Mathematical Programming plays a key role in this endeavor. It forces to make precise the objective persued (e.g., a clustering criterion or a measure of discrimination) as well as the constraints imposed on the solution (e.g., find a partition, a covering or a hierarchy in clustering). It also provides powerful mathematical tools to build highly performing exact or approximate algorithms.

The workshop will be the occasion for pioneers in the Data Mining and Mathematical Programming fields, as well as promising young scientists (and some researchers in between) to meet and discuss main trends and developments.

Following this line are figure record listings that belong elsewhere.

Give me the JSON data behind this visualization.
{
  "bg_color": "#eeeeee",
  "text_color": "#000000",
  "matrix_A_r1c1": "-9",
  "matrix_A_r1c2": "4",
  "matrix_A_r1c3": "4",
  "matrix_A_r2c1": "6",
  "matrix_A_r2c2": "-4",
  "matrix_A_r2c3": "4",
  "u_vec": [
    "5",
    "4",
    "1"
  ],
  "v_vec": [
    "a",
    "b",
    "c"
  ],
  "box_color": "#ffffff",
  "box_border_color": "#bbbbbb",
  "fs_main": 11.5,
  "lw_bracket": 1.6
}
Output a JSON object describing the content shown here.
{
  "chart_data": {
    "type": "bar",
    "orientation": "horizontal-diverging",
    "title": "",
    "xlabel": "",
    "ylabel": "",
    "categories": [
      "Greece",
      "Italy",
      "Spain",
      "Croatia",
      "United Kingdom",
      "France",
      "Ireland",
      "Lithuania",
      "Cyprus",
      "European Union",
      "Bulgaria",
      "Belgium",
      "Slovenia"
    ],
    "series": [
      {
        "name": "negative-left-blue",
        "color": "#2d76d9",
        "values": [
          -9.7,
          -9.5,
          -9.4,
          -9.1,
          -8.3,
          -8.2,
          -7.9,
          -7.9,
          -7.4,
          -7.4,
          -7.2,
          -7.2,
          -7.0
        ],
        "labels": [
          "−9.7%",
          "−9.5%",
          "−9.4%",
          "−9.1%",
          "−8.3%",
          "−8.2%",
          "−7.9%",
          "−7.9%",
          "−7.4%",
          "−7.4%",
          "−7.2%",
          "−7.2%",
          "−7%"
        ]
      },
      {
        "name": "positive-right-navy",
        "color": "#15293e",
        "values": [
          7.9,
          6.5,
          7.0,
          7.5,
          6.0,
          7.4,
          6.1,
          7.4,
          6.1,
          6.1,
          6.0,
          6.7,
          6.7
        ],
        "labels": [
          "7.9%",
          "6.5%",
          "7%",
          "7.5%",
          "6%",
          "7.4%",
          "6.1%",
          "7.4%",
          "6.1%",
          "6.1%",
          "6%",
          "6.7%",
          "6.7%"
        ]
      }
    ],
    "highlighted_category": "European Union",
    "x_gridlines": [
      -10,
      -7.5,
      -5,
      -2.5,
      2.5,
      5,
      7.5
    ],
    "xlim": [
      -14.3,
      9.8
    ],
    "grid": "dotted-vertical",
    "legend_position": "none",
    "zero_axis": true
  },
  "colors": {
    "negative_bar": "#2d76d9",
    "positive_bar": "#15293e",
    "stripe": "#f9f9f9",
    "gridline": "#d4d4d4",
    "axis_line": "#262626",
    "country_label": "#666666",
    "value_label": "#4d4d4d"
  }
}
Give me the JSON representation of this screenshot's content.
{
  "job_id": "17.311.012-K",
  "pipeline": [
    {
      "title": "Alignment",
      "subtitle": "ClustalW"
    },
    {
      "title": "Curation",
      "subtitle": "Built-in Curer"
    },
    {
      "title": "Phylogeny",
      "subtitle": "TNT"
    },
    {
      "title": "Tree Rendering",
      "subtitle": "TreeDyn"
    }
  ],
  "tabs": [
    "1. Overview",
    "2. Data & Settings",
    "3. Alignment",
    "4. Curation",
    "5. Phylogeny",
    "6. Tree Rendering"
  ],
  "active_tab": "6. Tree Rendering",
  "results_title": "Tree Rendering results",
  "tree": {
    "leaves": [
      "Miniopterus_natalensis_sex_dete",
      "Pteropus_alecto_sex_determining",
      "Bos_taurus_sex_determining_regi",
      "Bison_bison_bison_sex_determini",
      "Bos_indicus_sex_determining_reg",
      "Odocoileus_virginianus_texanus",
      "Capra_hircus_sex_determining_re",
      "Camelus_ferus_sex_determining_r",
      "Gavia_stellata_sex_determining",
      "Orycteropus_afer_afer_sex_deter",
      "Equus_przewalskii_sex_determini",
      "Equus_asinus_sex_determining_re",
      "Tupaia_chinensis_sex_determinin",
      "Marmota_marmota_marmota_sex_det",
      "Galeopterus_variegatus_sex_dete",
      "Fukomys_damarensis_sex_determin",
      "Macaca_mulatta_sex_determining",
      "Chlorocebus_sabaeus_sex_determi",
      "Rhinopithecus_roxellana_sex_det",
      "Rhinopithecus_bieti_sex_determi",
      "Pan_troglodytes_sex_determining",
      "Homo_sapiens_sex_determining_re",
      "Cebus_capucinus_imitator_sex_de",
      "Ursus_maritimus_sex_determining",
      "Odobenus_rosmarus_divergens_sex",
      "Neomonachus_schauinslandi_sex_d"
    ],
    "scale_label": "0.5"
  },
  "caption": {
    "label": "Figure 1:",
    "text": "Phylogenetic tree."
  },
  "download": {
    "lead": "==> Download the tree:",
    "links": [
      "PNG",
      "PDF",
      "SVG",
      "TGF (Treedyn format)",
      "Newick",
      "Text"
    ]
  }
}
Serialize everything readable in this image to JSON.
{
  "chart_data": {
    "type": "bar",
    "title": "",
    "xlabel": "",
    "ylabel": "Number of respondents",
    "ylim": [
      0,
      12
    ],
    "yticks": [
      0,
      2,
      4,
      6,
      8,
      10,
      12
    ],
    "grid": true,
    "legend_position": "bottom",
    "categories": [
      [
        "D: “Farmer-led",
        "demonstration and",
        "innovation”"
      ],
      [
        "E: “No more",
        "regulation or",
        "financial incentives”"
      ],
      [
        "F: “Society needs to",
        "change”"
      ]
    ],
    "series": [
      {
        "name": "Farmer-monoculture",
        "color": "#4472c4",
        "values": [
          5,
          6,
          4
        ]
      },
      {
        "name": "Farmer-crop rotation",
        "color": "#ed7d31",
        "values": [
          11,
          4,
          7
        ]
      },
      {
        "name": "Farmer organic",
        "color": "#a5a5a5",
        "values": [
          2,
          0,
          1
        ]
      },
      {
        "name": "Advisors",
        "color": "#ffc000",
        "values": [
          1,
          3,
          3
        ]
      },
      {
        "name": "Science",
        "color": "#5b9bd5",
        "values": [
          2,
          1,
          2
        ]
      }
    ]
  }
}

The three basic areas of data mining will be considered:

• Discrimination or supervised classification: build a function that best discriminates between good and bad entities of a given set, and classifies as correctly as possible new entities.

• Clustering or unsupervised classification: find subsets of a given set of entities that are homogeneous and well-separated.

• Relation finding: given a set of entities, together with measurements or observations on them, find relations satisfied by all, or by most, of them.